I always felt that meaning was the relationship between the object
and the
total experiences in each individual mind, unless the mind can create
objects
not related to one's experience.
mando
On Aug 24, 2008, at 1:25 PM, [EMAIL PROTECTED] wrote:
"Meaning" is always in a mind, never in an object.
Whenever we look upon (or hear, or taste, or smell, or even palp)
an object,
the sense data each mind receives is more or less different from
the next
mind's receipt, and each mind then "processes" it differently.
The processing is largely a matter of associating the immediate
sensations
with other notion already stored in memory. That inventory of
memories, plus the
intricacies of our associating apparatus, result in new notion that
can be of
wide variation from mind to mind -- variation and degree of
"recognition".
If confronted by an elaborate mathematical formula, many of us can
go no
further than perhaps "recognizing" it as a mathematical formula,
while a
mathematician's mind goes bounding on to all sorts of new notion.
When confronted with
a scription in a foreign alphabet, many of us may think, "Well,
it's eastern
Asian," -- and be wrong because it turns out to be ancient African or
something.
What most of us have in mind when we talk of an object's "meaning"
is solely
in our heads, a somewhat "recognizable" notion. Thus when
confronted with a
scription we are told is Attic Greek, we may say with a chortle,
"It's all Greek
to me!" Or, more seriously, "Well it's meaningless to me." When we
say that,
what we have in mind is the fact that our associating mind has not
come up
with notion that we can "get a grip on", grasp, recognize to some
degree.
And that's where our lingo begins to mislead us.
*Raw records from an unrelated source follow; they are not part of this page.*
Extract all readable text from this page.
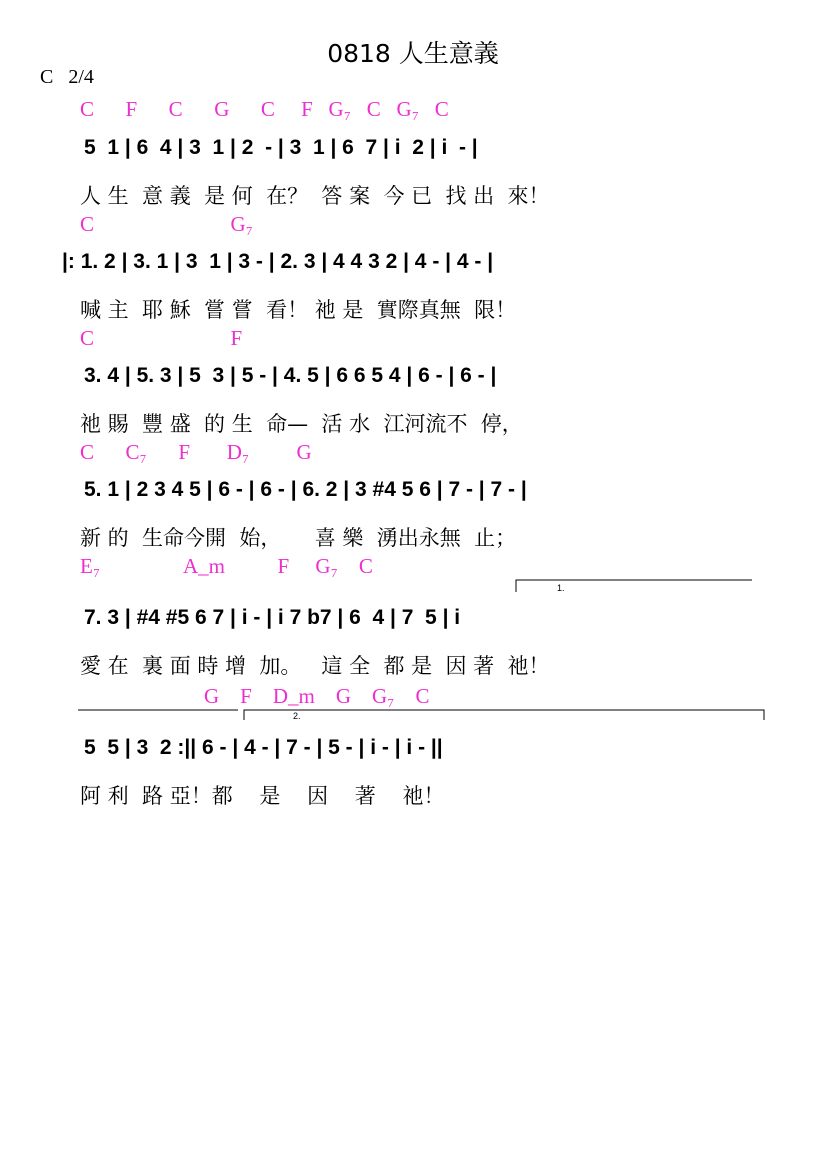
0818 人生意義
C   2/4
C      F      C      G      C     F   G₇   C   G₇   C
5  1 | 6  4 | 3  1 | 2  - | 3  1 | 6  7 | i  2 | i  - |
人 生  意 義  是 何  在？  答 案  今 已  找 出  來！
C                          G₇
|: 1. 2 | 3. 1 | 3  1 | 3 - | 2. 3 | 4 4 3 2 | 4 - | 4 - |
喊 主  耶 穌  嘗 嘗  看！ 祂 是  實際真無  限！
C                          F
3. 4 | 5. 3 | 5  3 | 5 - | 4. 5 | 6 6 5 4 | 6 - | 6 - |
祂 賜  豐 盛  的 生  命—  活 水  江河流不  停，
C      C₇      F       D₇         G
5. 1 | 2 3 4 5 | 6 - | 6 - | 6. 2 | 3 #4 5 6 | 7 - | 7 - |
新 的  生命今開  始，     喜 樂  湧出永無  止；
E₇                A_m          F     G₇    C
7. 3 | #4 #5 6 7 | i - | i 7 b7 | 6  4 | 7  5 | i
愛 在  裏 面 時 增  加。   這 全  都 是  因 著  祂！
G    F    D_m    G    G₇    C
5  5 | 3  2 :|| 6 - | 4 - | 7 - | 5 - | i - | i - ||
阿 利  路 亞！都    是    因    著    祂！
1.
2.
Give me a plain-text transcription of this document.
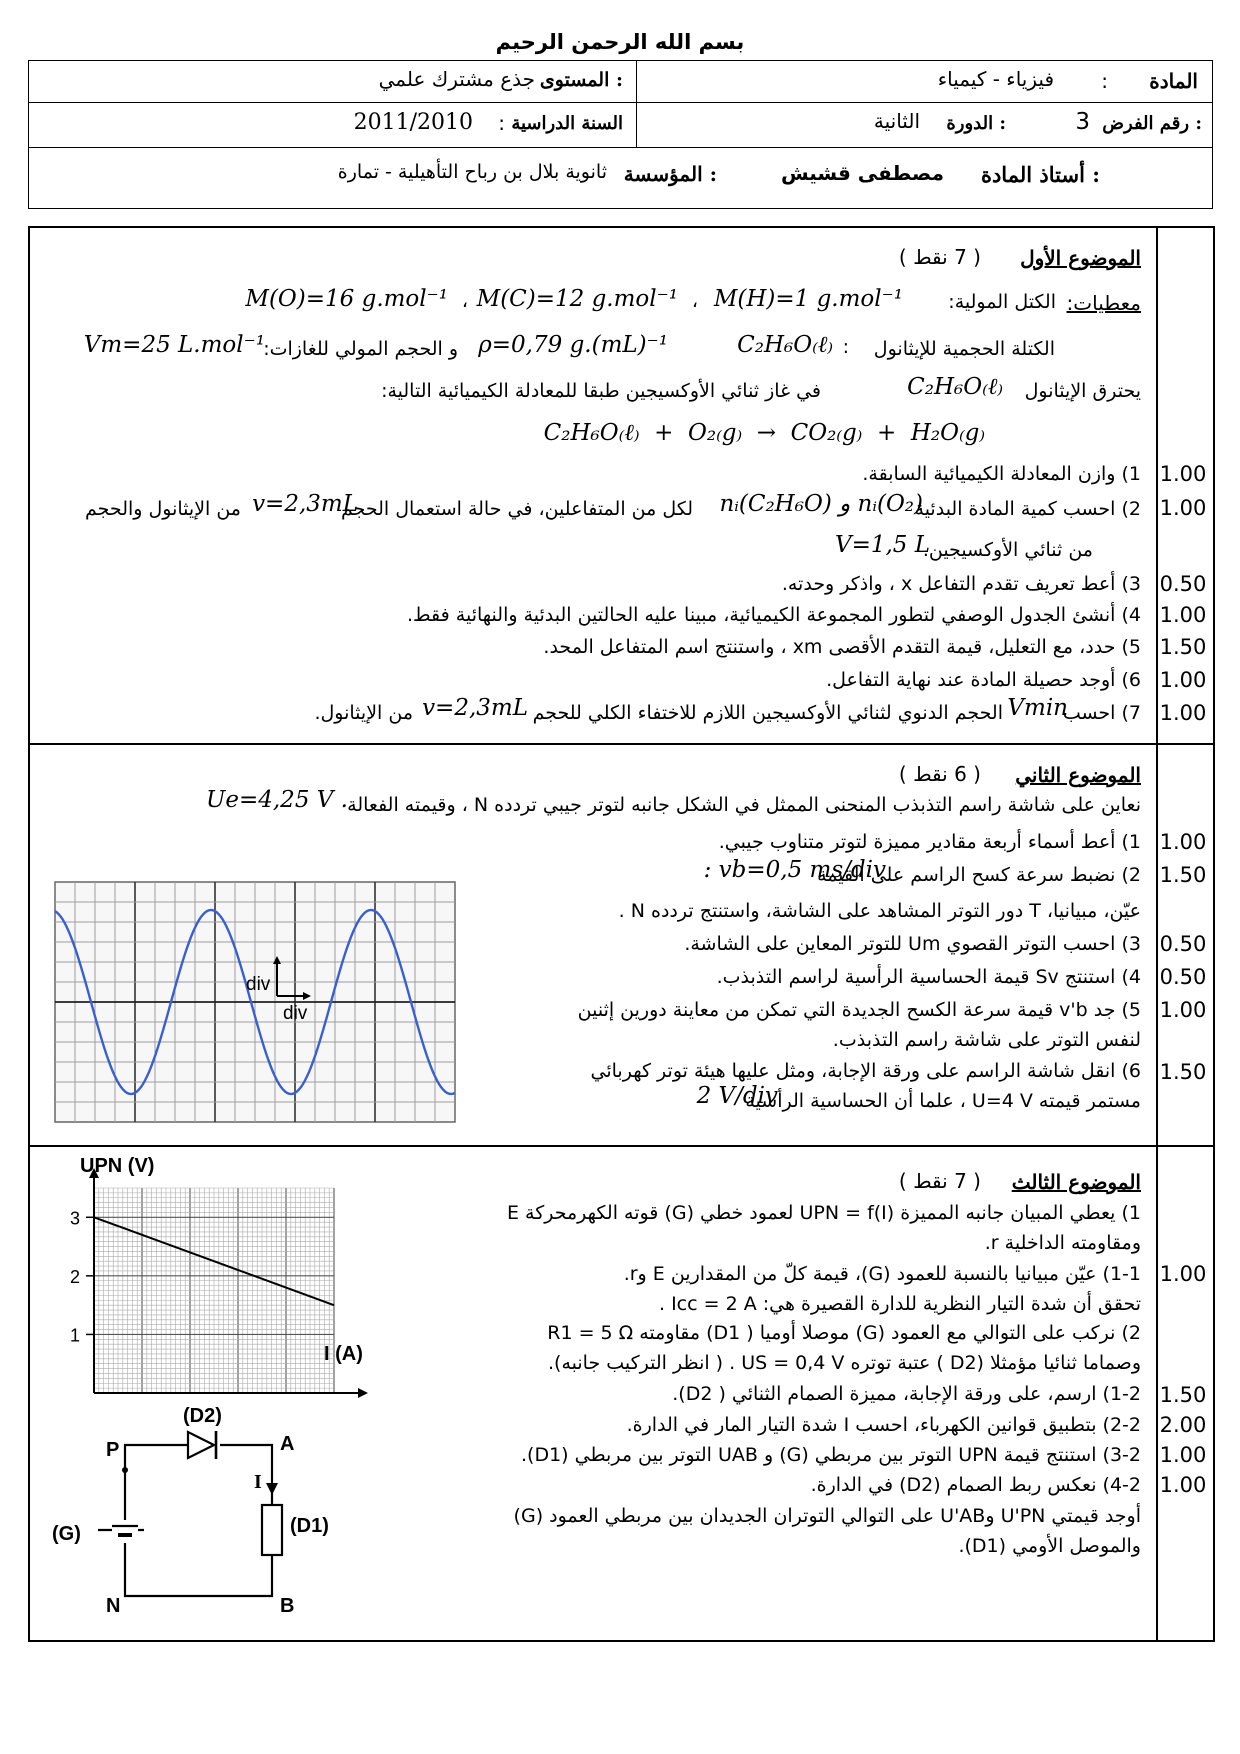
بسم الله الرحمن الرحيم
المادة
:
فيزياء - كيمياء
المستوى :
جذع مشترك علمي
رقم الفرض :
3
الدورة :
الثانية
السنة الدراسية
:
2011/2010
أستاذ المادة :
مصطفى قشيش
المؤسسة :
ثانوية بلال بن رباح التأهيلية - تمارة
الموضوع الأول
( 7 نقط )
معطيات:
الكتل المولية:
M(H)=1 g.mol⁻¹
،
M(C)=12 g.mol⁻¹
،
M(O)=16 g.mol⁻¹
الكتلة الحجمية للإيثانول
C₂H₆O₍ℓ₎ :
ρ=0,79 g.(mL)⁻¹
و الحجم المولي للغازات:
Vm=25 L.mol⁻¹
يحترق الإيثانول
C₂H₆O₍ℓ₎
في غاز ثنائي الأوكسيجين طبقا للمعادلة الكيميائية التالية:
C₂H₆O₍ℓ₎  +  O₂₍g₎  →  CO₂₍g₎  +  H₂O₍g₎
1) وازن المعادلة الكيميائية السابقة.
2) احسب كمية المادة البدئية
nᵢ(C₂H₆O) و nᵢ(O₂)
لكل من المتفاعلين، في حالة استعمال الحجم
v=2,3mL
من الإيثانول والحجم
من ثنائي الأوكسيجين.
V=1,5 L
3) أعط تعريف تقدم التفاعل x ، واذكر وحدته.
4) أنشئ الجدول الوصفي لتطور المجموعة الكيميائية، مبينا عليه الحالتين البدئية والنهائية فقط.
5) حدد، مع التعليل، قيمة التقدم الأقصى xm ، واستنتج اسم المتفاعل المحد.
6) أوجد حصيلة المادة عند نهاية التفاعل.
7) احسب
Vmin
الحجم الدنوي لثنائي الأوكسيجين اللازم للاختفاء الكلي للحجم
v=2,3mL
من الإيثانول.
1.00
1.00
0.50
1.00
1.50
1.00
1.00
الموضوع الثاني
( 6 نقط )
نعاين على شاشة راسم التذبذب المنحنى الممثل في الشكل جانبه لتوتر جيبي تردده N ، وقيمته الفعالة
Ue=4,25 V .
1) أعط أسماء أربعة مقادير مميزة لتوتر متناوب جيبي.
2) نضبط سرعة كسح الراسم على القيمة
: vb=0,5 ms/div
عيّن، مبيانيا، T دور التوتر المشاهد على الشاشة، واستنتج تردده N .
3) احسب التوتر القصوي Um للتوتر المعاين على الشاشة.
4) استنتج Sv قيمة الحساسية الرأسية لراسم التذبذب.
5) جد v'b قيمة سرعة الكسح الجديدة التي تمكن من معاينة دورين إثنين
لنفس التوتر على شاشة راسم التذبذب.
6) انقل شاشة الراسم على ورقة الإجابة، ومثل عليها هيئة توتر كهربائي
مستمر قيمته U=4 V ، علما أن الحساسية الرأسية
2 V/div
1.00
1.50
0.50
0.50
1.00
1.50
div
div
الموضوع الثالث
( 7 نقط )
1) يعطي المبيان جانبه المميزة UPN = f(I) لعمود خطي (G) قوته الكهرمحركة E
ومقاومته الداخلية r.
1-1) عيّن مبيانيا بالنسبة للعمود (G)، قيمة كلّ من المقدارين E وr.
تحقق أن شدة التيار النظرية للدارة القصيرة هي: Icc = 2 A .
2) نركب على التوالي مع العمود (G) موصلا أوميا ( D1) مقاومته R1 = 5 Ω
وصماما ثنائيا مؤمثلا (D2 ) عتبة توتره US = 0,4 V . ( انظر التركيب جانبه).
1-2) ارسم، على ورقة الإجابة، مميزة الصمام الثنائي ( D2).
2-2) بتطبيق قوانين الكهرباء، احسب I شدة التيار المار في الدارة.
3-2) استنتج قيمة UPN التوتر بين مربطي (G) و UAB التوتر بين مربطي (D1).
4-2) نعكس ربط الصمام (D2) في الدارة.
أوجد قيمتي U'PN وU'AB على التوالي التوتران الجديدان بين مربطي العمود (G)
والموصل الأومي (D1).
1.00
1.50
2.00
1.00
1.00
UPN (V)
I (A)
1
2
3
(D2)
(D1)
(G)
P	A
N	B
I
We commence saying
it's the
scription -- or poem, or painting, or strange sound -- that is with
or without
meaning.
If a scholarly woodsman sees elaborate markings on a tree, he may
wonder what
"their meaning" is. If the markings turn out to be the clawings of
a bear, he
may say, "Ah! So they're meaningless." But a second woodsman may
demur: "Oh,
no. The markings mean a lot. The only a bear does that is when..."
And their
young companion from the city may say, "I'll tell you what they
mean. They mean
there are bears around here. Let's go home."